To answer this question, the team collaborated with Baljit S. KhakhPhD, and his group at UCLA who had developed a tool to increase GAT3 specifically in astrocytes. Remarkably, the increase in GAT3 levels specifically in thalamic astrocytes was sufficient to prevent neuronal hyperexcitability and increased seizure risk caused by activated astrocytes.

The team then tested whether the results were true in mice with brain damage. Increased levels of GAT3 in the thalamic astrocytes of these mice also reduced seizure risk and death rate.

“These activated astrocytes are quite different in many ways from astrocytes that are not activated, so it was surprising that we could identify a single molecular change that we could target to prevent the consequences of brain injury,” says Cho.

A potential therapy

Human thalamus samples are rarely taken during post-mortem brain biopsies. But, in collaboration with Eleanor AronicaMD, PhD, and his group at the University of amsterdamthe researchers were able to obtain a small number of post-mortem thalamus samples – three from people with no known brain damage, three from people with strokes and four from people with head trauma.

“Postmortem brains with stroke and traumatic brain injury appeared to have lower levels of GAT3 in their thalamic astrocytes, just as we saw in the mouse model,” says Cho. “We hope that with increased attention to the thalamus, it will become more common to collect thalamus samples from post-mortem biopsies in the future.”

The researchers hope to continue collecting longer-term data in mice and humans to study the time course of astrocyte activation in the thalamus after brain injury.

“Because these thalamus changes occur after the initial brain injury, there is a window of time during which clinicians may be able to intervene to stop or reverse them and prevent the increased risk of developing epilepsy,” Paz explains.

About the research project

The article “Enhancing GAT-3 in thalamic astrocytes promotes resilience to brain injury” was published in the journal Science Translational Medicine on July 6, 2022.

The other authors are Yuliya Voskobiynyk, Allison MorningstarBryan Higashikubo, and Agnieszka Ciesielska of Gladstone; Ilia Vainstein and Francisco Aparício from UCSF; Diede Broekaart, Jasper Anink, Erwin van Vliet and Eleanor Aronica from the University of amsterdam; and Xinzhu Yu of UCLA.

The work was funded by the National Institute of Neurological Disorders and Stroke (F31 NS111819, R01 NS096369, R01 R01NS121287, R00 NS078118, R35 NS111583), the National Institute of Mental Health (DP1 MH104069, DP2 MH116507, R01 MH119349), the National Cancer Institute (P30 CA082103), the National Science Foundation (1144247), a UCSF Discovery Fellowship, the Department of Defense (EP150038, EP190020), a Gladstone Institutes Animal Facility Fellowship (RR18928), Pew Charitable Trusts, a Seventh Framework Program of EU EPITARGET (602102), a grant from the EU Horizon 2020 research and innovation program Marie Sklodowska-Curie (722053) and the Dutch Epilepsy Foundation (project 16-05).

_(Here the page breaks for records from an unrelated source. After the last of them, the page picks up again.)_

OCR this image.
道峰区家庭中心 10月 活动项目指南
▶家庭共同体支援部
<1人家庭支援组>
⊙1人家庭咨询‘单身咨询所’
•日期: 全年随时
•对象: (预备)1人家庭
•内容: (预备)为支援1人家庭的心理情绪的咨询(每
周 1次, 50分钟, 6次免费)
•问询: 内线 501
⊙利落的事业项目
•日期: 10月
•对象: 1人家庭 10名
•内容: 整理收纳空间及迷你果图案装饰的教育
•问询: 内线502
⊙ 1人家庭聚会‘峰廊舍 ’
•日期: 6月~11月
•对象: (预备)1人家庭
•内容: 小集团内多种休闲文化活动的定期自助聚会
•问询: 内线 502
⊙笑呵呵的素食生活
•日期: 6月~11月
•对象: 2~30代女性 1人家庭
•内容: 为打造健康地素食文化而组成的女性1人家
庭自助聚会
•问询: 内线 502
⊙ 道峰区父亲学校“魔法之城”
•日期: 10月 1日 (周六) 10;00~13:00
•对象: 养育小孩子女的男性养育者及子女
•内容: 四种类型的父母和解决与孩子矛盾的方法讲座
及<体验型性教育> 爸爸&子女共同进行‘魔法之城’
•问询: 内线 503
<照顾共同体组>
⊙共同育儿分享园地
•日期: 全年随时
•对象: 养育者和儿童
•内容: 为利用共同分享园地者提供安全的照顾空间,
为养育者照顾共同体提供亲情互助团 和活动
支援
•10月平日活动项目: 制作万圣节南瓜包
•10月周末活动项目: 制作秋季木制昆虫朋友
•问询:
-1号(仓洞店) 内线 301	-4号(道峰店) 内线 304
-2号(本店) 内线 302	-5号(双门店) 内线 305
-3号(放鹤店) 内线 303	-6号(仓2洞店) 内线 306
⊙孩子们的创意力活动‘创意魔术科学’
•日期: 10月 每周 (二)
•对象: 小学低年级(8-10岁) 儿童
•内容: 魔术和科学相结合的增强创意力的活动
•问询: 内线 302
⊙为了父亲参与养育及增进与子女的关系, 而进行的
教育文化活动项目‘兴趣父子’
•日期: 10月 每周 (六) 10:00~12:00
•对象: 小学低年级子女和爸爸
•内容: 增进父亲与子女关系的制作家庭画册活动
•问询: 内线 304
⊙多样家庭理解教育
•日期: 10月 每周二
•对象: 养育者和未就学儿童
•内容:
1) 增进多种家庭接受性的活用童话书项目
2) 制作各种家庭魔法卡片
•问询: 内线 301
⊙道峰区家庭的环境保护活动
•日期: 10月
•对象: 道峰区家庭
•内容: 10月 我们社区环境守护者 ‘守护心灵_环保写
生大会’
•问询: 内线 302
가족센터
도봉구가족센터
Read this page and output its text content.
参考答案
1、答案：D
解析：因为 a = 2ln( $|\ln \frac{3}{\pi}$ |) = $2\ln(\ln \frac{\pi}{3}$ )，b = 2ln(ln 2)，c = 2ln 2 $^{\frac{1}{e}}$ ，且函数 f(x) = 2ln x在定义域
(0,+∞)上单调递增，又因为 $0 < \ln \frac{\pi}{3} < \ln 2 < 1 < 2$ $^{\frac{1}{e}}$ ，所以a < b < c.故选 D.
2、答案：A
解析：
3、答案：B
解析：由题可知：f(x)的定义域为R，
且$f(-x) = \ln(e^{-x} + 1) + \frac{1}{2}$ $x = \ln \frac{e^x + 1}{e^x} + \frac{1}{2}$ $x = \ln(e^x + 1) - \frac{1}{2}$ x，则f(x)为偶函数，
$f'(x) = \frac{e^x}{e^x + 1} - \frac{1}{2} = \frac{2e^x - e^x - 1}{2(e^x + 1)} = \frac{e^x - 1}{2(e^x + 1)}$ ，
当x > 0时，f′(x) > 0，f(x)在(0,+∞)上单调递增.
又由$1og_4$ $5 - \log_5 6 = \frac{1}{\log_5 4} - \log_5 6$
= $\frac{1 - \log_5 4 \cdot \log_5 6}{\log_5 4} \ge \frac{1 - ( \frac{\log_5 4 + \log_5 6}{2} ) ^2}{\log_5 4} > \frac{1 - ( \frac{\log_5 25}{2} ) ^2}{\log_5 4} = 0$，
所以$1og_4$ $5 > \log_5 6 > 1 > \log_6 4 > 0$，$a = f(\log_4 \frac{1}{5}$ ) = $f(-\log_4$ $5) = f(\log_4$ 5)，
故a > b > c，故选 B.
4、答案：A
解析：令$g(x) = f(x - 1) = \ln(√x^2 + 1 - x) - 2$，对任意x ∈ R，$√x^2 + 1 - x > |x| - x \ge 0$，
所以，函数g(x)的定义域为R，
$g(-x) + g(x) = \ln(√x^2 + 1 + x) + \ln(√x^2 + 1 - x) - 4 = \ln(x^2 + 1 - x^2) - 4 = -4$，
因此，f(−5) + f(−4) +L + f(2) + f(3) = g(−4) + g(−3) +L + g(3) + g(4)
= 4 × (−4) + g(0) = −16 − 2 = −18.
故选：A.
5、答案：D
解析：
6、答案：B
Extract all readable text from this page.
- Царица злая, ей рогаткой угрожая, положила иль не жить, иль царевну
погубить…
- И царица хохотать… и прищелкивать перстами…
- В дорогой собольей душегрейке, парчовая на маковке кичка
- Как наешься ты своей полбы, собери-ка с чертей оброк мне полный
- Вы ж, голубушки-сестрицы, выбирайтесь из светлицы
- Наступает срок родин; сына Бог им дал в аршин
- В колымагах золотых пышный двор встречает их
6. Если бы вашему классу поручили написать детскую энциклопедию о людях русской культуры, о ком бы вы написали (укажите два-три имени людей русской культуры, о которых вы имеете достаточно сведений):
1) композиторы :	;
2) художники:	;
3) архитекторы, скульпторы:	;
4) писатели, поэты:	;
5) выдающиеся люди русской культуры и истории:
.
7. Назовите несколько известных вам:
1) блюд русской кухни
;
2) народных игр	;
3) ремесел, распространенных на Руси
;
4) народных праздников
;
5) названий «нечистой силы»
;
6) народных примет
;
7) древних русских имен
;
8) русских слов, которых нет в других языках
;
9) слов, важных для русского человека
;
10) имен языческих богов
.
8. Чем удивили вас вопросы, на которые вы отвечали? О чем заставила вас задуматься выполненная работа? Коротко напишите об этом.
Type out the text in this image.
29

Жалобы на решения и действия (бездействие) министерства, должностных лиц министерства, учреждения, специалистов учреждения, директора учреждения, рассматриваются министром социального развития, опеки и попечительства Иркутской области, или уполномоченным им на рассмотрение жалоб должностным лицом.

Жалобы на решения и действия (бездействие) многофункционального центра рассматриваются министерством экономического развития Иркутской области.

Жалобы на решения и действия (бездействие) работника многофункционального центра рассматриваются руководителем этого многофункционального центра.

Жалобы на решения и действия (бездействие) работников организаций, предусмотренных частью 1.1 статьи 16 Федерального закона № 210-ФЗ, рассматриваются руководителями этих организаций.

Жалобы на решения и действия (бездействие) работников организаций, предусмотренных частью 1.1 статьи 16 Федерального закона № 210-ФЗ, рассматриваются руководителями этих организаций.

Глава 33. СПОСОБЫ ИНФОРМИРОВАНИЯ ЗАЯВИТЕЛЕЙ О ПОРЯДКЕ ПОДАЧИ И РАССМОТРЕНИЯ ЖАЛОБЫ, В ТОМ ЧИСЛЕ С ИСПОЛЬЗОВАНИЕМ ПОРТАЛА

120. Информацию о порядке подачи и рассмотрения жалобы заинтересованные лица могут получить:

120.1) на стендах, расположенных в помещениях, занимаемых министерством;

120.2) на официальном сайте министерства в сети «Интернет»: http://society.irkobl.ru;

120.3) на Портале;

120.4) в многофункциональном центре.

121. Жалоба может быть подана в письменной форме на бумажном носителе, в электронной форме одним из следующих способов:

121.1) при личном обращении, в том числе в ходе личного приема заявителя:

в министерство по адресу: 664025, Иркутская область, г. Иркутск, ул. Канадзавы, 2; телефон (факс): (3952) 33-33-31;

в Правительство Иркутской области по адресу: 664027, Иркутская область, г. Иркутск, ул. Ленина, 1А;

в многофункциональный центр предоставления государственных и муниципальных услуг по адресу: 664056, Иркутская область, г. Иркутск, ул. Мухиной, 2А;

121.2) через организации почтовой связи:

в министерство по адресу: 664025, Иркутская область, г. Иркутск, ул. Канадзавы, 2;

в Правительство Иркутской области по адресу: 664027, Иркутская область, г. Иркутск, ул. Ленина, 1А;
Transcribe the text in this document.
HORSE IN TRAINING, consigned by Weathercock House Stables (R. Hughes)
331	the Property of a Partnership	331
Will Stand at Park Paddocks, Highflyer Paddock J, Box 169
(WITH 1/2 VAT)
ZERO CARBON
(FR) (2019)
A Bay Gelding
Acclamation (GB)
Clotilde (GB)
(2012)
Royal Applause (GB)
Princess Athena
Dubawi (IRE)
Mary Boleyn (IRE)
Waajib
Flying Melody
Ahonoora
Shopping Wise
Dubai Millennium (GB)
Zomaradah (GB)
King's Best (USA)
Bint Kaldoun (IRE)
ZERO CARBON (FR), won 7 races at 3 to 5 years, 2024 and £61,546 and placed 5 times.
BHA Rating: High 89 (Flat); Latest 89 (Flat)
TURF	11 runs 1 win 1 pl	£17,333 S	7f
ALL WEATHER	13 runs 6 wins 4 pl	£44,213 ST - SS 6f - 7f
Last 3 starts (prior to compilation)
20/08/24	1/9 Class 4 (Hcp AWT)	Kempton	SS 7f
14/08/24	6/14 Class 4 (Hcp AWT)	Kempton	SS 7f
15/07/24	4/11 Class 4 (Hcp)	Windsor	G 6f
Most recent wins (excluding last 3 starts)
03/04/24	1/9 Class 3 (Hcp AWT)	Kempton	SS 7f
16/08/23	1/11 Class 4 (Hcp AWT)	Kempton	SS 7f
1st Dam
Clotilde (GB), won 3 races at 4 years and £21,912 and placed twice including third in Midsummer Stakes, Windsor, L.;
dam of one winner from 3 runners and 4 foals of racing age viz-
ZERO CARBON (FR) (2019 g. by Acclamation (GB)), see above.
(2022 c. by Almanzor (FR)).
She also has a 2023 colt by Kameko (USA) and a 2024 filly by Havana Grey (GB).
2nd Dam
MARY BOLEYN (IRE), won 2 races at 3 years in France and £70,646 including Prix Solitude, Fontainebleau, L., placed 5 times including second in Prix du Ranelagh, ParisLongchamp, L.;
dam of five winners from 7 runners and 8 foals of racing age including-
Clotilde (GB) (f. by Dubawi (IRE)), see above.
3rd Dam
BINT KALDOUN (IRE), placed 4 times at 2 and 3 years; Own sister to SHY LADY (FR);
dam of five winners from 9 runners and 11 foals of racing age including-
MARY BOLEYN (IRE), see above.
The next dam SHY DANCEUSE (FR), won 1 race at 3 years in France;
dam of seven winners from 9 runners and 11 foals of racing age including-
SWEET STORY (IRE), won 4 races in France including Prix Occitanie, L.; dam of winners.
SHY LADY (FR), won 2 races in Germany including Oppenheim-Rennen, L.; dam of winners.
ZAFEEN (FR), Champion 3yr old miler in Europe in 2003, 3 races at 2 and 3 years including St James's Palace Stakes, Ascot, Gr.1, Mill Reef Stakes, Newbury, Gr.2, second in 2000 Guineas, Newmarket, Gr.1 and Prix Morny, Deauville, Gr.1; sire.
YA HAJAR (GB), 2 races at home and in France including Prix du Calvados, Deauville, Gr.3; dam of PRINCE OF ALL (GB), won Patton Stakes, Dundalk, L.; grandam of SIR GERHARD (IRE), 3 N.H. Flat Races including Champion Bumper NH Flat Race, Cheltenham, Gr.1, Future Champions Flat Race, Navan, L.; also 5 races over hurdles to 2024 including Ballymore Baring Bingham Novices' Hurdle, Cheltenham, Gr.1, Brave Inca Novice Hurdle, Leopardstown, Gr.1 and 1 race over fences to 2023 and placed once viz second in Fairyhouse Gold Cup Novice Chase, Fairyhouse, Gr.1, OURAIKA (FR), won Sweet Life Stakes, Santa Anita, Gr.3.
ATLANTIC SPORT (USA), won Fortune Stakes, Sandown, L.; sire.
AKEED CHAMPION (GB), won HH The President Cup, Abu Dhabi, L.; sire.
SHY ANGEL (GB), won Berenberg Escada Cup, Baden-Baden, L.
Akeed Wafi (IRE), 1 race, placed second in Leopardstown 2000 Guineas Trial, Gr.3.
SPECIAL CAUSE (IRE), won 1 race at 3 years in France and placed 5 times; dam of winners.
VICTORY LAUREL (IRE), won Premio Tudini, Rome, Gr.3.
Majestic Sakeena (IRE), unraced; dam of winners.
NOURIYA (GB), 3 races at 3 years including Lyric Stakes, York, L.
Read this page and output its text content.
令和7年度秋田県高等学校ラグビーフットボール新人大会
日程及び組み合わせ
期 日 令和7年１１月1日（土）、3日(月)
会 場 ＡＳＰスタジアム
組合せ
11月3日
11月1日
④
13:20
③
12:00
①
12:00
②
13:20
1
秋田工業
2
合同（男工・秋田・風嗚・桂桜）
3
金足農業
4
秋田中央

About Gladstone Institutes

To ensure that our work does the greatest good, the Gladstone Institutes focus on conditions with profound medical, economic and social impact – unresolved diseases. Gladstone is an independent, not-for-profit life science research organization that uses visionary science and technology to defeat disease. He has an academic affiliation with the University of California, San Francisco.